The plethora of things to do between (v)fork+exec really makes me wish for a "little" eBPF interpreter rather than needing so much specific plumbing. But that'd have the same problem as preexec_fn: in absence of something that declares an operation safe or not, it'd open the door to unsafe and leave us in no better state than preexec_fn.
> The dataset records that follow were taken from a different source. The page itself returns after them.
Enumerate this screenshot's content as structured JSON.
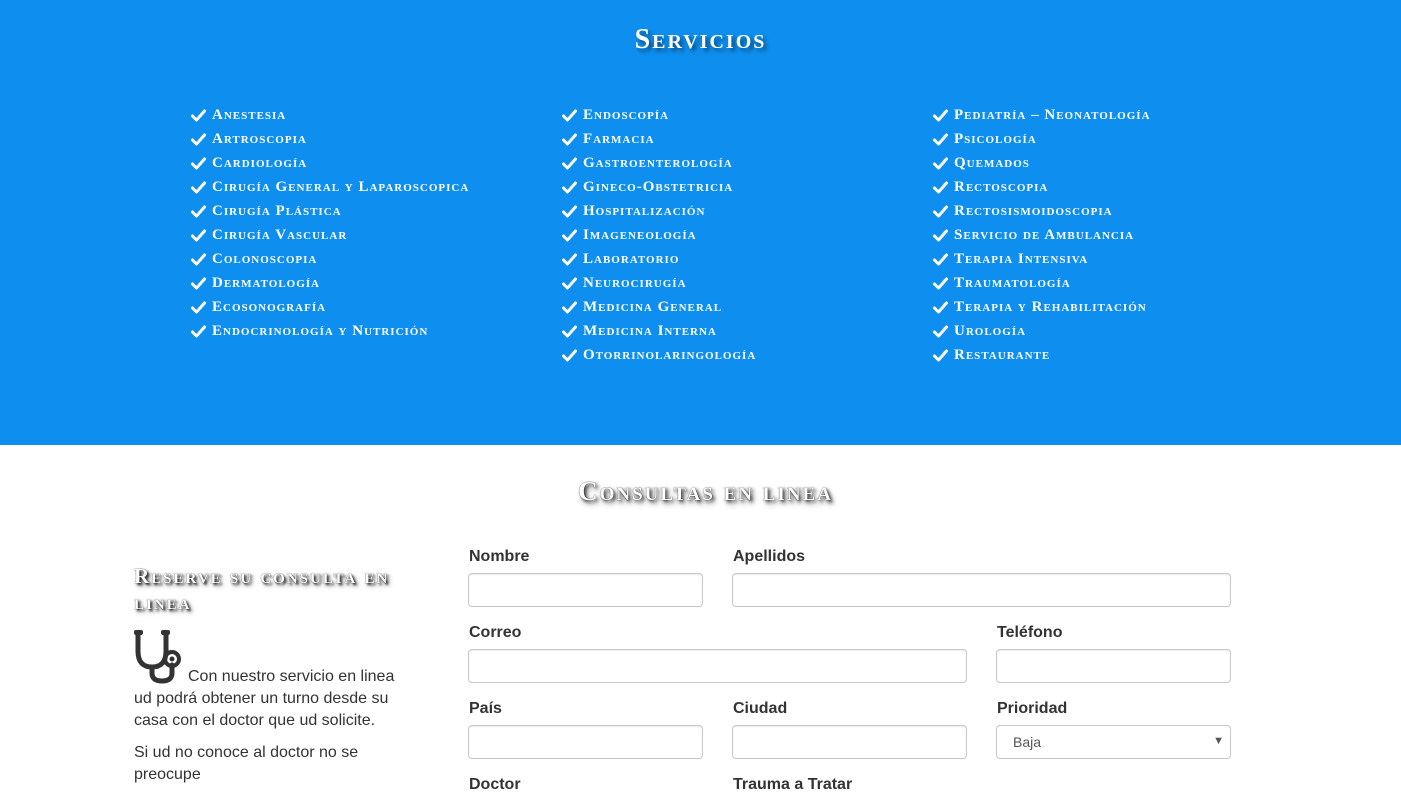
{
  "colors": {
    "services_bg": "#0e8ff0",
    "text": "#333333",
    "white": "#ffffff"
  },
  "services": {
    "title": "Servicios",
    "icon": "check-icon",
    "columns": [
      [
        "Anestesia",
        "Artroscopia",
        "Cardiología",
        "Cirugía General y Laparoscopica",
        "Cirugía Plástica",
        "Cirugía Vascular",
        "Colonoscopia",
        "Dermatología",
        "Ecosonografía",
        "Endocrinología y Nutrición"
      ],
      [
        "Endoscopía",
        "Farmacia",
        "Gastroenterología",
        "Gineco-Obstetricia",
        "Hospitalización",
        "Imageneología",
        "Laboratorio",
        "Neurocirugía",
        "Medicina General",
        "Medicina Interna",
        "Otorrinolaringología"
      ],
      [
        "Pediatría – Neonatología",
        "Psicología",
        "Quemados",
        "Rectoscopia",
        "Rectosismoidoscopia",
        "Servicio de Ambulancia",
        "Terapia Intensiva",
        "Traumatología",
        "Terapia y Rehabilitación",
        "Urología",
        "Restaurante"
      ]
    ]
  },
  "consultas": {
    "title": "Consultas en linea",
    "side_heading": "Reserve su consulta en linea",
    "side_icon": "stethoscope-icon",
    "side_text": "Con nuestro servicio en linea ud podrá obtener un turno desde su casa con el doctor que ud solicite.",
    "side_text2": "Si ud no conoce al doctor no se preocupe"
  },
  "form": {
    "nombre_label": "Nombre",
    "apellidos_label": "Apellidos",
    "correo_label": "Correo",
    "telefono_label": "Teléfono",
    "pais_label": "País",
    "ciudad_label": "Ciudad",
    "prioridad_label": "Prioridad",
    "prioridad_value": "Baja",
    "doctor_label": "Doctor",
    "trauma_label": "Trauma a Tratar"
  }
}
gpshead commented 1 month ago

I'm encountering more uses of preexec_fn= for libc.prctl(PR_SET_PDEATHSIG, signal_number); I plan to go ahead and add something to the argument soup for this one very specific case given I've seen it in multiple places to at least allow this specific use case to stop bleeding. Coming up with a general prctl anything interface would be a rabbit hole as @benjaminp rightly points out. More complicated needs are better addressed by an interposing process wrapper that does the calls and re-execs to the real target. We already have process_group= and start_new_session=, this one goes along with those in terms of repeated utility.

hauntsaninja commented 1 month ago

It's definitely the thing we use preexec_fn for the most at work.